5.7 Future Prospects in the Advances of Bioreactors

One of the limitations in the currently used cell culture is 2-dimensional form of cell production, which is not closely related to natural process of stem cells development. In fact all the body cells and tissues are grown in 3-dimensional form and cells grown in 3-dimensional form are physiologically and functionally better than 2-dimensional form. Hence, recently efforts are made to design bioreactors in such way that stem cells can be grown 3-dimensionally. Three-dimensional bioreactors support the production of different cells with applications. The 3-dimensional approach can be used to produce large number of cells and tissues. One of the challenges of the 2-dimensional approach, is that due to large size, it’s difficult to provide the nutrients and growth factors to all parts of the cells, whereas in case of 3-dimensional approach cells receive nutrients and growth factors and required amount of oxygen as all the sides are exposed to them. Efforts are also being made to design bioreactors to enhance the functionality of the cells by incorporating them with biomimetic physiological stimuli and sensors in the cell construct.

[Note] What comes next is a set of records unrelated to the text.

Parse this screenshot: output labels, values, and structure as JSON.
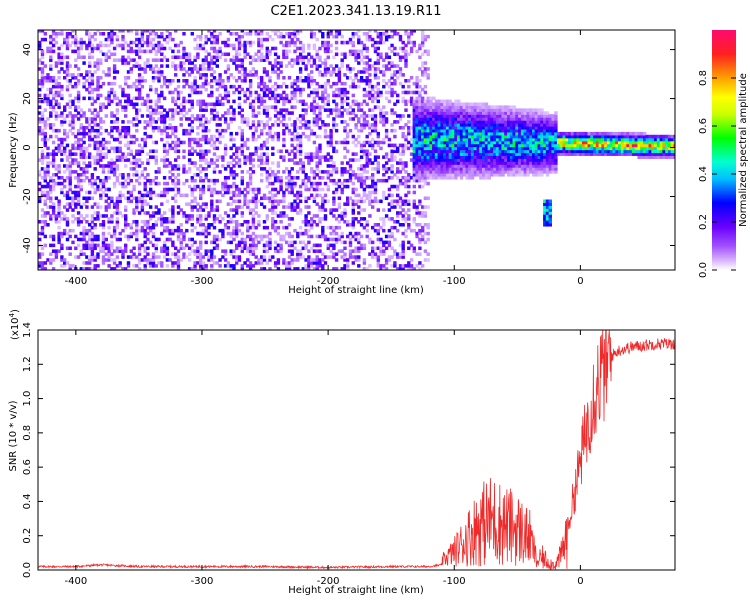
{
  "figure": {
    "title": "C2E1.2023.341.13.19.R11"
  },
  "chart_data": [
    {
      "type": "heatmap",
      "title": "",
      "xlabel": "Height of straight line (km)",
      "ylabel": "Frequency (Hz)",
      "xlim": [
        -430,
        75
      ],
      "ylim": [
        -50,
        48
      ],
      "x_ticks": [
        -400,
        -300,
        -200,
        -100,
        0
      ],
      "y_ticks": [
        -40,
        -20,
        0,
        20,
        40
      ],
      "colorbar": {
        "label": "Normalized spectral amplitude",
        "range": [
          0,
          1
        ],
        "ticks": [
          0.0,
          0.2,
          0.4,
          0.6,
          0.8
        ],
        "colormap": [
          "#ffffff",
          "#d8b4ff",
          "#a050ff",
          "#6a00ff",
          "#0000ff",
          "#00bfff",
          "#00ffd0",
          "#00ff00",
          "#ccff00",
          "#ffff00",
          "#ffa000",
          "#ff2020",
          "#ff0a6e"
        ]
      },
      "regions": [
        {
          "description": "noise",
          "x_range": [
            -430,
            -120
          ],
          "freq_range": [
            -50,
            48
          ],
          "amplitude": [
            0.0,
            0.25
          ]
        },
        {
          "description": "signal trace",
          "x_range": [
            -135,
            75
          ],
          "freq_center_start": 3,
          "freq_center_end": 0,
          "amplitude_peak": 0.95
        },
        {
          "description": "isolated feature",
          "x_range": [
            -30,
            -25
          ],
          "freq_range": [
            -33,
            -22
          ],
          "amplitude_peak": 0.5
        }
      ]
    },
    {
      "type": "line",
      "title": "",
      "xlabel": "Height of straight line (km)",
      "ylabel": "SNR (10 * v/v)",
      "y_multiplier_label": "(x10",
      "y_multiplier_exp": "4",
      "y_multiplier_close": ")",
      "xlim": [
        -430,
        75
      ],
      "ylim": [
        0,
        1.4
      ],
      "x_ticks": [
        -400,
        -300,
        -200,
        -100,
        0
      ],
      "y_ticks": [
        "0.0",
        "0.2",
        "0.4",
        "0.6",
        "0.8",
        "1.0",
        "1.2",
        "1.4"
      ],
      "series": [
        {
          "color": "#ee2a2a",
          "x": [
            -430,
            -400,
            -380,
            -350,
            -300,
            -250,
            -200,
            -150,
            -120,
            -110,
            -100,
            -90,
            -80,
            -70,
            -60,
            -50,
            -40,
            -35,
            -30,
            -25,
            -20,
            -15,
            -10,
            -5,
            0,
            5,
            10,
            15,
            20,
            30,
            40,
            50,
            60,
            75
          ],
          "y": [
            0.02,
            0.02,
            0.03,
            0.02,
            0.02,
            0.02,
            0.015,
            0.02,
            0.02,
            0.03,
            0.08,
            0.15,
            0.22,
            0.25,
            0.22,
            0.2,
            0.15,
            0.05,
            0.08,
            0.05,
            0.03,
            0.1,
            0.25,
            0.45,
            0.65,
            0.85,
            1.05,
            1.15,
            1.22,
            1.28,
            1.3,
            1.31,
            1.32,
            1.32
          ]
        }
      ]
    }
  ]
}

These sensors help to monitor the health, growth, and viability of the cells on time-scale. The use of computer and artificial intelligence based approach also helps engineers to design automatic bioreactors with better efficiency and productivity of functional cells and tissues (Stoppel et al. 2016; Luciani et al. 2016; Dikina et al. 2017; Guo et al. 2016; Mellor et al. 2017). The application of computational modeling found to be effective in improving the predictability of the clinical grade cell product (Shakeel et al. 2013; Guyot et al. 2016; Nguyen et al. 2016a, b).